Now familiar faces at UMSL and heavily involved as student leaders, Jones and Smith both credit the campus community with unexpectedly reigniting their passion for school – and particularly for seeing fellow students succeed.
“It really drew me in,” says Smith. “It’s been a perfect fit for me, and it’s the campus life community that’s really held me here.”
“I’m a commuter,” adds Jones, “but when I’m here, I feel like I want to stay here. I’ve never been at a school where I would go to class at 9 a.m. and want to be here until 8 or 9 at night. But here, this is home.”
As they each look toward one last semester at UMSL this fall, they’re also diving into unique opportunities working closely with professional staff in the Office of Student Involvement. In July, both Jones and Smith were named student fellows by NASPA, a national association of student affairs administrators.
“The purpose of NUFP [NASPA Undergraduate Fellows Program] is to take historically disenfranchised identities and populations and help make sure that they continue on the higher ed path so that there’s better representation,” explains Smith, who aims to pursue leadership education or multicultural student services after earning a bachelor’s degree in liberal studies this December.
The cornerstone of the NASPA program is a mentorship piece, with each fellow meeting regularly with a campus mentor to keep various programs and projects on track. Director of Student Involvement Jessica Long-Pease is serving as Smith’s mentor, and Ashlee Roberts, assistant director of Student Involvement, is partnering with Jones.
“Along with the mentorship aspect there’s the networking,” says Jones, a communication major who plans on grad school soon after finishing up this fall at UMSL. “We get to meet other students who are going into the student affairs field.”
In some ways, Jones adds, he expects the experience to mirror some of what he’s gleaned as vice president of UMSL’s Associated Black Collegians, a student organization that has grown by leaps and bounds the last couple of years.

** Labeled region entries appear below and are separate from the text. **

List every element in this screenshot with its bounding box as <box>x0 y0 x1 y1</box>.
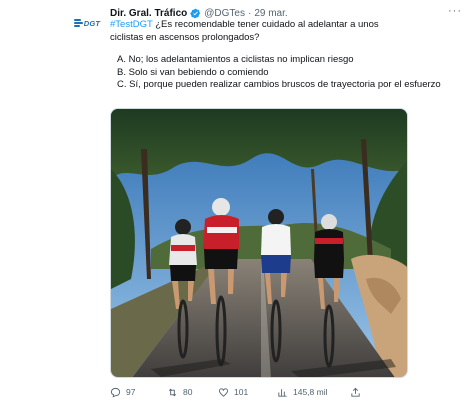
more-icon[interactable]: ··· <box>448 5 462 17</box>
separator-dot: · <box>247 7 252 19</box>
tweet-date[interactable]: 29 mar. <box>254 8 287 19</box>
reply-button[interactable]: 97 <box>110 385 135 399</box>
retweet-button[interactable]: 80 <box>167 385 192 399</box>
share-button[interactable] <box>350 385 361 399</box>
retweet-count: 80 <box>183 387 193 397</box>
like-icon <box>218 387 229 397</box>
tweet: DGT Dir. Gral. Tráfico @DGTes · 29 mar. … <box>0 0 474 402</box>
hashtag-link[interactable]: #TestDGT <box>110 19 153 30</box>
dgt-logo: DGT <box>73 18 101 28</box>
answer-options: A. No; los adelantamientos a ciclistas n… <box>117 54 441 92</box>
author-name[interactable]: Dir. Gral. Tráfico <box>110 8 187 19</box>
views-button[interactable]: 145,8 mil <box>277 385 328 399</box>
tweet-text: #TestDGT ¿Es recomendable tener cuidado … <box>110 19 410 44</box>
tweet-photo[interactable] <box>110 108 408 378</box>
avatar[interactable]: DGT <box>72 8 102 38</box>
option-c: C. Sí, porque pueden realizar cambios br… <box>117 79 441 90</box>
retweet-icon <box>168 388 177 396</box>
reply-count: 97 <box>126 387 136 397</box>
like-button[interactable]: 101 <box>218 385 248 399</box>
reply-icon <box>110 387 121 397</box>
views-icon <box>278 388 287 397</box>
views-count: 145,8 mil <box>293 387 328 397</box>
tweet-header: Dir. Gral. Tráfico @DGTes · 29 mar. <box>110 6 288 20</box>
cyclists-photo <box>111 109 407 377</box>
share-icon <box>351 387 360 397</box>
tweet-actions: 97 80 101 145,8 mil <box>110 385 410 399</box>
option-a: A. No; los adelantamientos a ciclistas n… <box>117 54 354 65</box>
dgt-logo-mark-icon <box>73 19 83 27</box>
option-b: B. Solo si van bebiendo o comiendo <box>117 66 269 78</box>
avatar-text: DGT <box>83 18 101 28</box>
like-count: 101 <box>234 387 249 397</box>
author-handle[interactable]: @DGTes <box>204 8 245 19</box>
verified-badge-icon <box>190 8 201 19</box>
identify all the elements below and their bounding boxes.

“We get to engage with one another and come up with some active plans, so that when we get back to our respective universities we are able to just be better people, just be better students and through that be better leaders for our organizations and campuses.”

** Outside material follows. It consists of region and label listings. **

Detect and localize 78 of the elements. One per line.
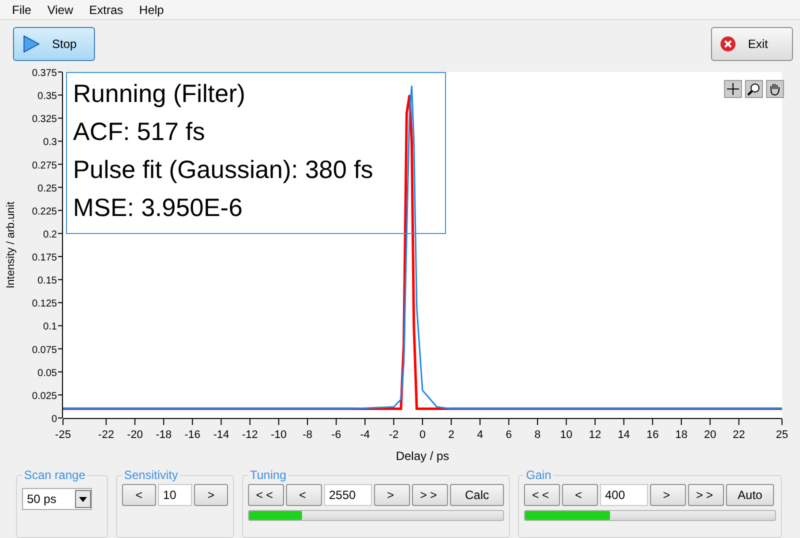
tick-label: -12 <box>242 429 258 441</box>
hand-icon[interactable] <box>766 80 784 98</box>
tick-label: 12 <box>588 429 602 441</box>
group-label: Sensitivity <box>123 468 180 482</box>
zoom-icon[interactable] <box>745 80 763 98</box>
play-icon <box>22 35 40 54</box>
menu-item[interactable]: View <box>39 2 82 17</box>
group-label: Scan range <box>23 468 86 482</box>
exit-button[interactable]: Exit <box>711 27 793 62</box>
tick-label: -8 <box>302 429 312 441</box>
tick-label: 0.025 <box>32 390 57 402</box>
tick-label: 0.375 <box>32 68 57 79</box>
axis-title: Intensity / arb.unit <box>5 202 17 288</box>
step-button[interactable]: << <box>248 484 284 506</box>
tick-label: 0.225 <box>32 206 57 218</box>
tick-label: 25 <box>776 429 788 441</box>
tick-label: 0.325 <box>32 114 57 126</box>
tick-label: 0.1 <box>43 322 57 333</box>
tick-label: -6 <box>331 429 342 441</box>
menu-item[interactable]: Extras <box>81 2 132 17</box>
tick-label: -22 <box>98 429 114 441</box>
tick-label: 0.05 <box>38 368 57 379</box>
tick-label: 18 <box>675 429 688 441</box>
tick-label: 0.125 <box>32 298 57 310</box>
crosshair-icon[interactable] <box>724 80 742 98</box>
status-text: MSE: 3.950E-6 <box>73 193 243 224</box>
menu-item[interactable]: File <box>4 2 40 17</box>
step-button[interactable]: << <box>524 484 560 506</box>
tick-label: -14 <box>213 429 230 441</box>
tick-label: 0.25 <box>38 183 57 194</box>
tick-label: 0.3 <box>43 137 57 148</box>
value-field[interactable]: 10 <box>158 484 192 506</box>
step-button[interactable]: > <box>650 484 686 506</box>
menu-item[interactable]: Help <box>131 2 172 17</box>
tick-label: 16 <box>646 429 659 441</box>
value-field[interactable]: 400 <box>600 484 648 506</box>
tick-label: 8 <box>534 429 541 441</box>
tick-label: 22 <box>732 429 745 441</box>
tick-label: 14 <box>618 429 630 441</box>
tick-label: -4 <box>360 429 370 441</box>
step-button[interactable]: < <box>562 484 598 506</box>
step-button[interactable]: < <box>122 484 156 506</box>
tick-label: 0.175 <box>32 252 57 264</box>
group-label: Gain <box>525 468 552 482</box>
tick-label: 6 <box>506 429 512 441</box>
step-button[interactable]: > <box>374 484 410 506</box>
tick-label: -10 <box>270 429 287 441</box>
step-button[interactable]: > <box>194 484 228 506</box>
tick-label: 4 <box>476 429 484 441</box>
range-dropdown[interactable]: 50 ps <box>22 488 92 510</box>
tick-label: 0.275 <box>32 160 57 172</box>
stop-button[interactable]: Stop <box>13 27 95 62</box>
tick-label: 0.15 <box>38 276 57 287</box>
tick-label: 0.35 <box>38 91 57 102</box>
tick-label: 0 <box>419 429 426 441</box>
tick-label: 0.2 <box>43 229 57 240</box>
status-text: ACF: 517 fs <box>73 117 205 148</box>
tick-label: -2 <box>388 429 399 441</box>
tick-label: -16 <box>184 429 200 441</box>
status-text: Pulse fit (Gaussian): 380 fs <box>73 155 374 186</box>
tick-label: 2 <box>448 429 454 441</box>
tick-label: -20 <box>126 429 143 441</box>
step-button[interactable]: < <box>286 484 322 506</box>
tick-label: -25 <box>55 429 71 441</box>
action-button[interactable]: Auto <box>726 484 774 506</box>
action-button[interactable]: Calc <box>450 484 504 506</box>
tick-label: 0 <box>51 414 57 425</box>
tick-label: 20 <box>704 429 716 441</box>
group-label: Tuning <box>249 468 288 482</box>
axis-title: Delay / ps <box>396 449 450 463</box>
tick-label: 0.075 <box>32 344 57 356</box>
step-button[interactable]: >> <box>688 484 724 506</box>
step-button[interactable]: >> <box>412 484 448 506</box>
close-icon <box>720 36 736 52</box>
tick-label: 10 <box>560 429 572 441</box>
status-text: Running (Filter) <box>73 79 246 110</box>
tick-label: -18 <box>156 429 172 441</box>
value-field[interactable]: 2550 <box>324 484 372 506</box>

Getting connected to key resources and people first at St. Louis Community College and then at UMSL is a recurring theme as he and Smith share their respective journeys.
“It was at Meramec that I found out there were other students that had to walk through fire just to show up at school every day,” says Smith, who started a student leadership board there. “And after falling in love with the people in this [UMSL Student Involvement] office, I came to realize that my heart lies in working with students and especially with students who aren’t set up to succeed in the first place.
“Community college and the university completely and totally changed my life and how I viewed myself, and I gained a lot of confidence in myself. I want to be able to do that for other students.”
The empowerment and recognition of student voices also keeps coming up in conversation with the two upperclassmen. For Smith, getting to work on a proposal to potentially hire an LGBT coordinator at UMSL has been a highlight as part of an internship in Student Involvement. And Jones is presently an intern in UMSL Admissions, where his perspective as a current student is helping to inform recruitment. Over the next few months he’ll be working to grow a new program that he and an admissions representative partnered on in the spring where they visited local high schools every Friday to meet with St. Louis young people and spread the UMSL love.
“We’re expanding it in the fall, making it longer and not just reaching out to St. Louis metropolitan public schools but to all schools in the area – just pushing our efforts and making more awareness about UMSL,” he says.
Given his own positive experience at the university, plus his growing interest in bridging the gap between high school and college for future students, serving as such a representative has seemed a natural fit.
“Since I’ve been here, everybody just has made me feel more than welcome,” Jones says. “The fact that I can extend that to other people – it just makes me feel better. I get happiness out of making somebody happy.”